Web Hosting Talk







View Full Version : About BGP and multihomed - when they still go down...


panopticon
03-23-2002, 10:57 PM
I was reading the RackShack forums today, and I found this thread very interesting: http://forum.rackshack.net/showthread.php?s=&threadid=4472

When I looking at both tranxactglobal.com and rackshack.net, one of the major things I thought would be an advantage of Rackshack was their large number of different connections and the ample spare capacity on each: http://www.rackshack.net/aboutus/networks.asp

So I was surprised that they are still expecting an outage because of re-routing of their two Time Warner links. Now I know that's two big links, but looking at the graphs it would seem they could easily pick up that capacity on their many other lines. But I guess multihoming and BGP doesn't actually allow them to switch as easily and automatically as I thought. I thought if someone said their network was BGP and multihomed that would mean if one link went down the others would pick up the slack instantly and without manual intervention... data would seek out the fastest and working link. But it sounds like their re-routing will be done manually before the outage or else not at all. So I guess a multihomed BGP network really doesn't mean you have an instant backup if one provider fails?

Also there was the topic of the difficulty of re-routing incoming traffic which I didn't think of when considering a provider... I never though about the other side being just as critical a sticking point and I still don't quite understand all the difficulties involved... but it appears I need to learn alot more than simply looking for the terms BGP and multihomed.

sigma
03-24-2002, 10:33 AM
Originally posted by panopticon
So I guess a multihomed BGP network really doesn't mean you have an instant backup if one provider fails?


A multihomed network using BGP4 will indeed provide nearly instant fail-over to alternate routes for many failure scenarios. Specifically, when a line goes down, the BGP session goes down with it, and the routes being advertised on that session disappear, so other routes are chosen instead.
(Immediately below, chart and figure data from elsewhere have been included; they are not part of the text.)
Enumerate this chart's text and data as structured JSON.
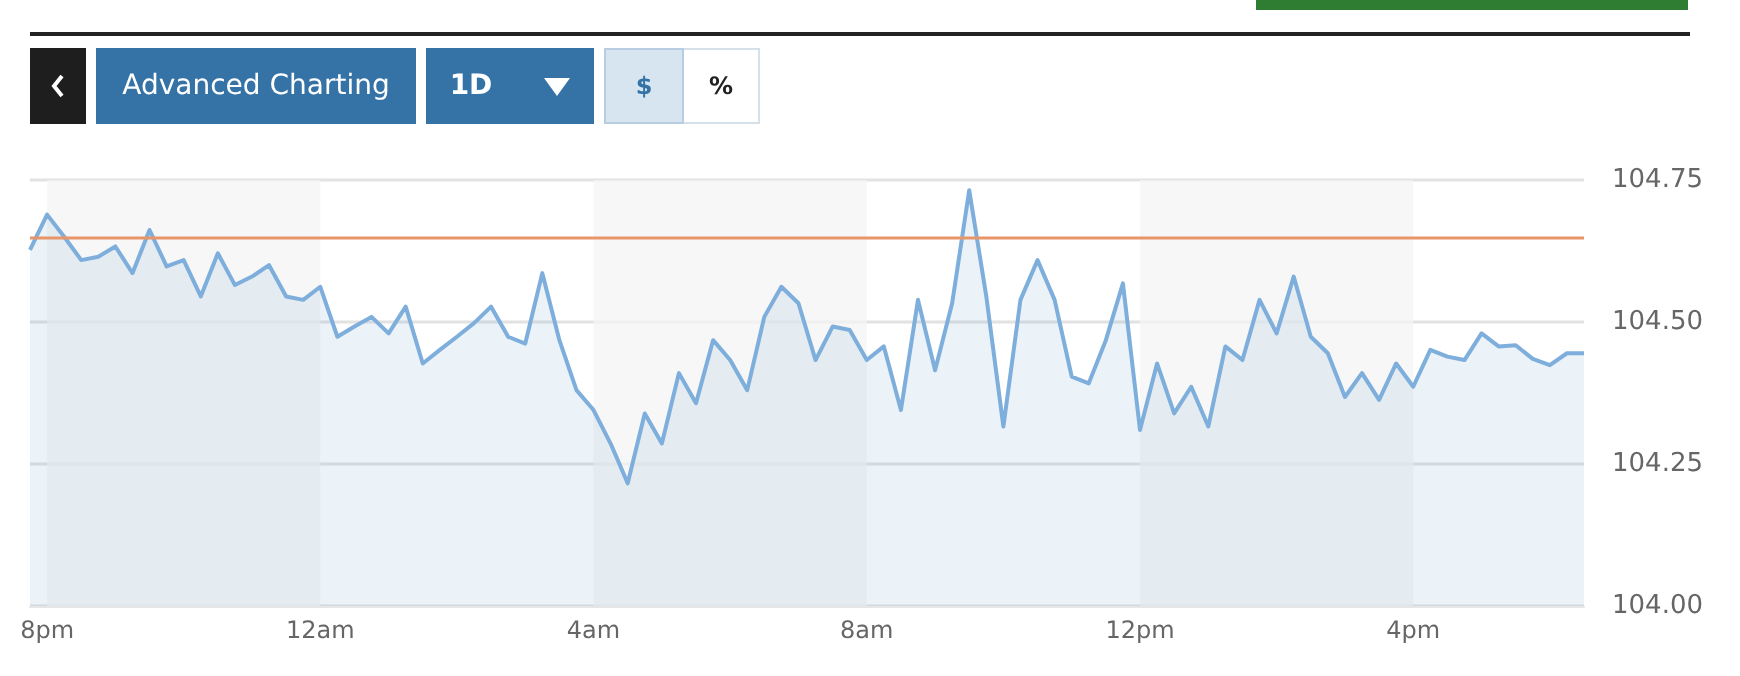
{
  "chart_data": {
    "type": "area",
    "color": "#7eaedb",
    "categories": [
      null,
      "8pm",
      null,
      null,
      null,
      null,
      null,
      null,
      null,
      null,
      null,
      null,
      null,
      null,
      null,
      null,
      null,
      "12am",
      null,
      null,
      null,
      null,
      null,
      null,
      null,
      null,
      null,
      null,
      null,
      null,
      null,
      null,
      null,
      "4am",
      null,
      null,
      null,
      null,
      null,
      null,
      null,
      null,
      null,
      null,
      null,
      null,
      null,
      null,
      null,
      "8am",
      null,
      null,
      null,
      null,
      null,
      null,
      null,
      null,
      null,
      null,
      null,
      null,
      null,
      null,
      null,
      "12pm",
      null,
      null,
      null,
      null,
      null,
      null,
      null,
      null,
      null,
      null,
      null,
      null,
      null,
      null,
      null,
      "4pm",
      null,
      null,
      null,
      null,
      null,
      null,
      null,
      null,
      null,
      null
    ],
    "values": [
      104.627,
      104.689,
      104.65,
      104.609,
      104.615,
      104.633,
      104.586,
      104.662,
      104.598,
      104.609,
      104.545,
      104.621,
      104.565,
      104.58,
      104.6,
      104.545,
      104.539,
      104.562,
      104.474,
      104.492,
      104.509,
      104.48,
      104.527,
      104.427,
      104.451,
      104.474,
      104.498,
      104.527,
      104.474,
      104.462,
      104.586,
      104.468,
      104.38,
      104.345,
      104.286,
      104.216,
      104.339,
      104.286,
      104.41,
      104.357,
      104.468,
      104.433,
      104.38,
      104.509,
      104.562,
      104.533,
      104.433,
      104.492,
      104.486,
      104.433,
      104.457,
      104.345,
      104.539,
      104.415,
      104.533,
      104.732,
      104.545,
      104.316,
      104.539,
      104.609,
      104.539,
      104.404,
      104.392,
      104.468,
      104.568,
      104.31,
      104.427,
      104.339,
      104.386,
      104.316,
      104.457,
      104.433,
      104.539,
      104.48,
      104.58,
      104.474,
      104.445,
      104.368,
      104.41,
      104.363,
      104.427,
      104.386,
      104.451,
      104.439,
      104.433,
      104.48,
      104.457,
      104.459,
      104.435,
      104.424,
      104.445,
      104.445
    ],
    "ylim": [
      104,
      104.75
    ],
    "yticks": [
      {
        "value": 104,
        "label": "104.00"
      },
      {
        "value": 104.25,
        "label": "104.25"
      },
      {
        "value": 104.5,
        "label": "104.50"
      },
      {
        "value": 104.75,
        "label": "104.75"
      }
    ],
    "grid": "y",
    "ref_lines": [
      {
        "axis": "y",
        "value": 104.65,
        "color": "#e8956a"
      }
    ],
    "bands": [
      {
        "axis": "x",
        "from": "8pm",
        "to": "12am",
        "color": "#f4f4f4"
      },
      {
        "axis": "x",
        "from": "4am",
        "to": "8am",
        "color": "#f4f4f4"
      },
      {
        "axis": "x",
        "from": "12pm",
        "to": "4pm",
        "color": "#f4f4f4"
      }
    ],
    "annotations": [
      "Advanced Charting",
      "1D",
      "$",
      "%"
    ]
  }
}
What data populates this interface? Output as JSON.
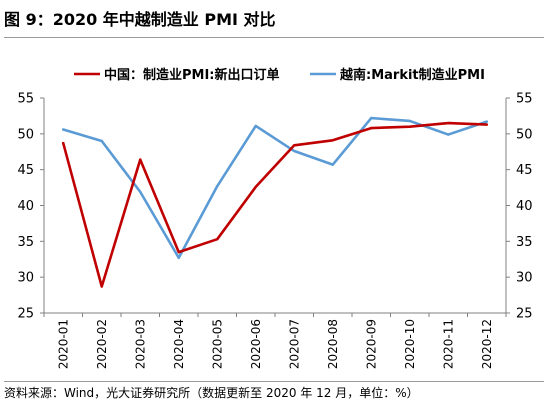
{
  "title": "图 9：2020 年中越制造业 PMI 对比",
  "source": "资料来源：Wind，光大证券研究所（数据更新至 2020 年 12 月，单位：%）",
  "colors": {
    "china": "#C00000",
    "vietnam": "#5B9BD5",
    "axis": "#808080",
    "rule": "#9a9a9a"
  },
  "chart_data": {
    "type": "line",
    "categories": [
      "2020-01",
      "2020-02",
      "2020-03",
      "2020-04",
      "2020-05",
      "2020-06",
      "2020-07",
      "2020-08",
      "2020-09",
      "2020-10",
      "2020-11",
      "2020-12"
    ],
    "series": [
      {
        "name": "中国：制造业PMI:新出口订单",
        "color": "#C00000",
        "values": [
          48.7,
          28.7,
          46.4,
          33.5,
          35.3,
          42.6,
          48.4,
          49.1,
          50.8,
          51.0,
          51.5,
          51.3
        ]
      },
      {
        "name": "越南:Markit制造业PMI",
        "color": "#5B9BD5",
        "values": [
          50.6,
          49.0,
          41.9,
          32.7,
          42.7,
          51.1,
          47.6,
          45.7,
          52.2,
          51.8,
          49.9,
          51.7
        ]
      }
    ],
    "ylim": [
      25,
      55
    ],
    "yticks": [
      25,
      30,
      35,
      40,
      45,
      50,
      55
    ],
    "ytick_labels": [
      "25",
      "30",
      "35",
      "40",
      "45",
      "50",
      "55"
    ],
    "y2lim": [
      25,
      55
    ],
    "legend_position": "top"
  }
}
I didn't read the Rackshack article so I can't comment on that. However, there are certainly failure modes that BGP4 cannot cover. For example, if you have a line to UUnet and a line to Sprint, but UUnet's POP has a major problem sending data out to other parts of UUnet's network, you'll still have your line and BGP session up with UUnet, but the data you send them might have trouble getting anywhere beyond their POP. BGP is not a cure-all.

Kevin

allan
03-24-2002, 10:21 PM
Originally posted by sigma

A multihomed network using BGP4 will indeed provide nearly instant fail-over to alternate routes for many failure scenarios. Specifically, when a line goes down, the BGP session goes down with it, and the routes being advertised on that session disappear, so other routes are chosen instead.


As Kevin has pointed out, there should be no reason to have more than a second or two of downtime with BGP routing in place.

In addition to the external scenario that Kevin described, the possibility exists that RackShack has sub-optimal routing on their internal network, and that could be the reason for the extended outage (note: I do not know that they have sub-optimal routing, but that could account for the lenghty downtime). In a data center the size of RackShack's, undoubtedly there are a couple of network layers before the routers, and they may not be set up for to take the best routing path.

Of course the possibility also exists, that this was a CYA notice. RackShack may not expect any downtime, but whenever you lose part of your connectivity the possibility exists...better to be safe than sorry.